Pipeline Parallelism¶

Note

Full support for pipeline parallelism will be included in the upcoming release.

Pipeline parallelism is a distributed model parallelization technique that splits the model vertically across its layers, distributing different parts of the model across multiple devices. This approach is particularly useful when a model cannot fit on a single node using tensor parallelism alone and requires a multi-node setup. In such cases, the model’s layers can be split across multiple nodes, allowing each node to handle a segment of the model.
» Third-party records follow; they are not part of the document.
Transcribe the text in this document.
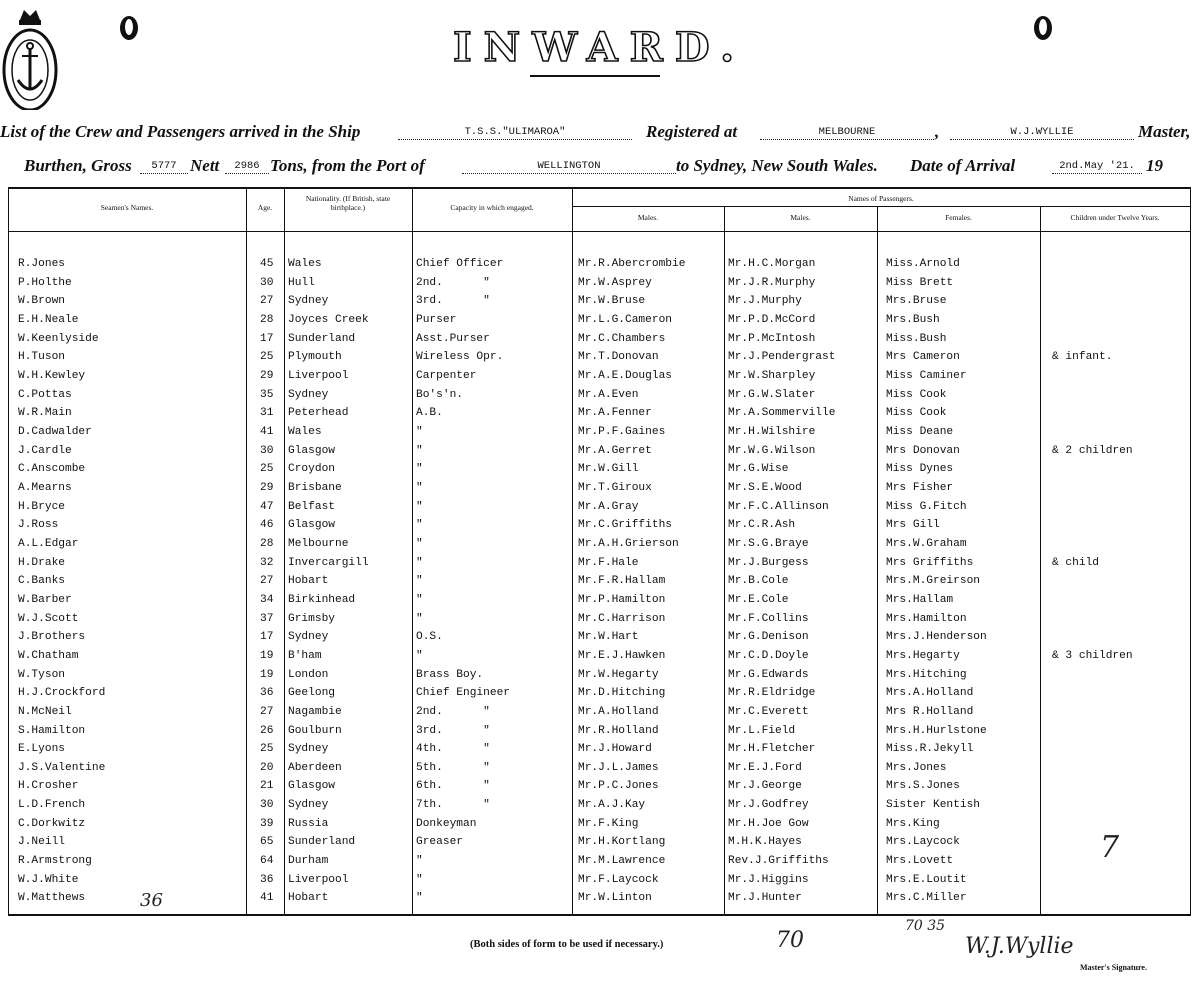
INWARD.
List of the Crew and Passengers arrived in the Ship	T.S.S."ULIMAROA"	Registered at	MELBOURNE	,	W.J.WYLLIE	Master,
Burthen, Gross	5777 Nett	2986 Tons, from the Port of	WELLINGTON	to Sydney, New South Wales. Date of Arrival	2nd.May '21. 19
Seamen's Names.	Age.
Nationality. (If British, state birthplace.)	Capacity in which engaged.
Names of Passengers.
Males.	Males.	Females.	Children under Twelve Years.
R.Jones	45 Wales	Chief Officer	Mr.R.Abercrombie	Mr.H.C.Morgan	Miss.Arnold
P.Holthe	30 Hull	2nd.      "	Mr.W.Asprey	Mr.J.R.Murphy	Miss Brett
W.Brown	27 Sydney	3rd.      "	Mr.W.Bruse	Mr.J.Murphy	Mrs.Bruse
E.H.Neale	28 Joyces Creek	Purser	Mr.L.G.Cameron	Mr.P.D.McCord	Mrs.Bush
W.Keenlyside	17 Sunderland	Asst.Purser	Mr.C.Chambers	Mr.P.McIntosh	Miss.Bush
H.Tuson	25 Plymouth	Wireless Opr.	Mr.T.Donovan	Mr.J.Pendergrast	Mrs Cameron	& infant.
W.H.Kewley	29 Liverpool	Carpenter	Mr.A.E.Douglas	Mr.W.Sharpley	Miss Caminer
C.Pottas	35 Sydney	Bo's'n.	Mr.A.Even	Mr.G.W.Slater	Miss Cook
W.R.Main	31 Peterhead	A.B.	Mr.A.Fenner	Mr.A.Sommerville	Miss Cook
D.Cadwalder	41 Wales	"	Mr.P.F.Gaines	Mr.H.Wilshire	Miss Deane
J.Cardle	30 Glasgow	"	Mr.A.Gerret	Mr.W.G.Wilson	Mrs Donovan	& 2 children
C.Anscombe	25 Croydon	"	Mr.W.Gill	Mr.G.Wise	Miss Dynes
A.Mearns	29 Brisbane	"	Mr.T.Giroux	Mr.S.E.Wood	Mrs Fisher
H.Bryce	47 Belfast	"	Mr.A.Gray	Mr.F.C.Allinson	Miss G.Fitch
J.Ross	46 Glasgow	"	Mr.C.Griffiths	Mr.C.R.Ash	Mrs Gill
A.L.Edgar	28 Melbourne	"	Mr.A.H.Grierson	Mr.S.G.Braye	Mrs.W.Graham
H.Drake	32 Invercargill	"	Mr.F.Hale	Mr.J.Burgess	Mrs Griffiths	& child
C.Banks	27 Hobart	"	Mr.F.R.Hallam	Mr.B.Cole	Mrs.M.Greirson
W.Barber	34 Birkinhead	"	Mr.P.Hamilton	Mr.E.Cole	Mrs.Hallam
W.J.Scott	37 Grimsby	"	Mr.C.Harrison	Mr.F.Collins	Mrs.Hamilton
J.Brothers	17 Sydney	O.S.	Mr.W.Hart	Mr.G.Denison	Mrs.J.Henderson
W.Chatham	19 B'ham	"	Mr.E.J.Hawken	Mr.C.D.Doyle	Mrs.Hegarty	& 3 children
W.Tyson	19 London	Brass Boy.	Mr.W.Hegarty	Mr.G.Edwards	Mrs.Hitching
H.J.Crockford	36 Geelong	Chief Engineer	Mr.D.Hitching	Mr.R.Eldridge	Mrs.A.Holland
N.McNeil	27 Nagambie	2nd.      "	Mr.A.Holland	Mr.C.Everett	Mrs R.Holland
S.Hamilton	26 Goulburn	3rd.      "	Mr.R.Holland	Mr.L.Field	Mrs.H.Hurlstone
E.Lyons	25 Sydney	4th.      "	Mr.J.Howard	Mr.H.Fletcher	Miss.R.Jekyll
J.S.Valentine	20 Aberdeen	5th.      "	Mr.J.L.James	Mr.E.J.Ford	Mrs.Jones
H.Crosher	21 Glasgow	6th.      "	Mr.P.C.Jones	Mr.J.George	Mrs.S.Jones
L.D.French	30 Sydney	7th.      "	Mr.A.J.Kay	Mr.J.Godfrey	Sister Kentish
C.Dorkwitz	39 Russia	Donkeyman	Mr.F.King	Mr.H.Joe Gow	Mrs.King
J.Neill	65 Sunderland	Greaser	Mr.H.Kortlang	M.H.K.Hayes	Mrs.Laycock
R.Armstrong	64 Durham	"	Mr.M.Lawrence	Rev.J.Griffiths	Mrs.Lovett
W.J.White	36 Liverpool	"	Mr.F.Laycock	Mr.J.Higgins	Mrs.E.Loutit
W.Matthews	41 Hobart	"	Mr.W.Linton	Mr.J.Hunter	Mrs.C.Miller
36
70
7
70 35
W.J.Wyllie
(Both sides of form to be used if necessary.)
Master's Signature.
For example, if you have two nodes, each equipped with 8 HPUs, you no longer need to set tensor_parallel_size=16. Instead, you can configure tensor_parallel_size=8 and pipeline_parallel_size=2.

The following example shows how to use the pipeline parallelism with vLLM on HPU:

vllm serve <model_path> --device hpu --tensor-parallel-size 8 --pipeline_parallel_size 2 --distributed-executor-backend ray

Since pipeline parallelism runs a pp_size number of virtual engines on each device, you have to lower max_num_seqs accordingly, as it acts as a micro batch for each virtual engine.

Currently, pipeline parallelism on the lazy mode requires the PT_HPUGRAPH_DISABLE_TENSOR_CACHE=0 flag.